The obvious results of a second term would be higher taxes and more spending. Strassell foresees an even more adamant refusal on the part of the president to address the real issue that threatens the economic health of the nation—entitlements—than in the first term. This means that our bloated deficit would grow.

But what about the less obvious items on a second term agenda?

Presidents often use re-election to revive leftover policy objectives. A New Yorker magazine article in June noted: "The President has said that the most important policy he could address in his second term is climate change." Such an unpopular policy focus might seem crazy if Republicans hold the House, but then again Mr. Obama will want an issue where he can press his advantage and blame an obstinate GOP. The president has to date been unconcerned by how his agenda hurts congressional Democrats; he's unlikely to begin caring once he has been re-elected.

Yet since the probable outcome of his approach would be continued gridlock, his real efforts will be devoted to fine-tuning the regulatory apparatus he has designed specifically to go around Congress—as the administration has done the past two years. The Environmental Protection Agency in particular will resurrect rules it delayed implementing before the election (see: costly ozone regulations) and move to take over new areas like natural-gas fracking.

The same goes for other agencies, from the Labor Department to the Securities and Exchange Commission. The National Labor Relations Board will continue to cement union dominance over employers. The Solyndras will continue. What Mr. Obama cannot accomplish via regulation, he will attempt through executive order—much as he did with his recent immigration directive.

Most voters understand that a second Obama term means the continuation of ObamaCare and the Dodd-Frank financial regulations. But there is also the carte blanche that re-election will give the president to supercharge those laws, which are only now entering key rulemaking periods.

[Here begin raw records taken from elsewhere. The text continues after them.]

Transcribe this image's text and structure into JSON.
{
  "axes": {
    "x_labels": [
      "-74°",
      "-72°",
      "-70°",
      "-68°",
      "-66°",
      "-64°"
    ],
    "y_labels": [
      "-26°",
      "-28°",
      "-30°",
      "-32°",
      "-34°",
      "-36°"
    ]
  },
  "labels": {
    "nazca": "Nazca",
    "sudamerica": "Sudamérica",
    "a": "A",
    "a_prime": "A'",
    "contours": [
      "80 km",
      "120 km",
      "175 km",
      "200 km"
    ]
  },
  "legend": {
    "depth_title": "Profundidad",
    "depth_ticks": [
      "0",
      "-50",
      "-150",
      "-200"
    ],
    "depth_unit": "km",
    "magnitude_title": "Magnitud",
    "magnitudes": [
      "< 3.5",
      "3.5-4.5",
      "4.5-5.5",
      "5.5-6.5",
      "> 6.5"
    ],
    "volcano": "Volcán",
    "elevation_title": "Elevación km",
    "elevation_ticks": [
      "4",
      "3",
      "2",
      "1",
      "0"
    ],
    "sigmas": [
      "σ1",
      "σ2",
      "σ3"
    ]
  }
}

Governor Romney also has a piece in today’s Wall Street Journal. It is about his experience at Bain Capital (“What I Learned at Bain Capital”). I wish it were a bit more in the three cheers for capitalism mode, but it’s a good piece and it shows an approach that could not be more different from what we must anticipate in a second Obama term.

One might be tempted to characterize the difference in what we could expect from the two leaders this way: what Mitt Romney did learn at Bain Capital compared to what President Obama didn’t learn in his first term.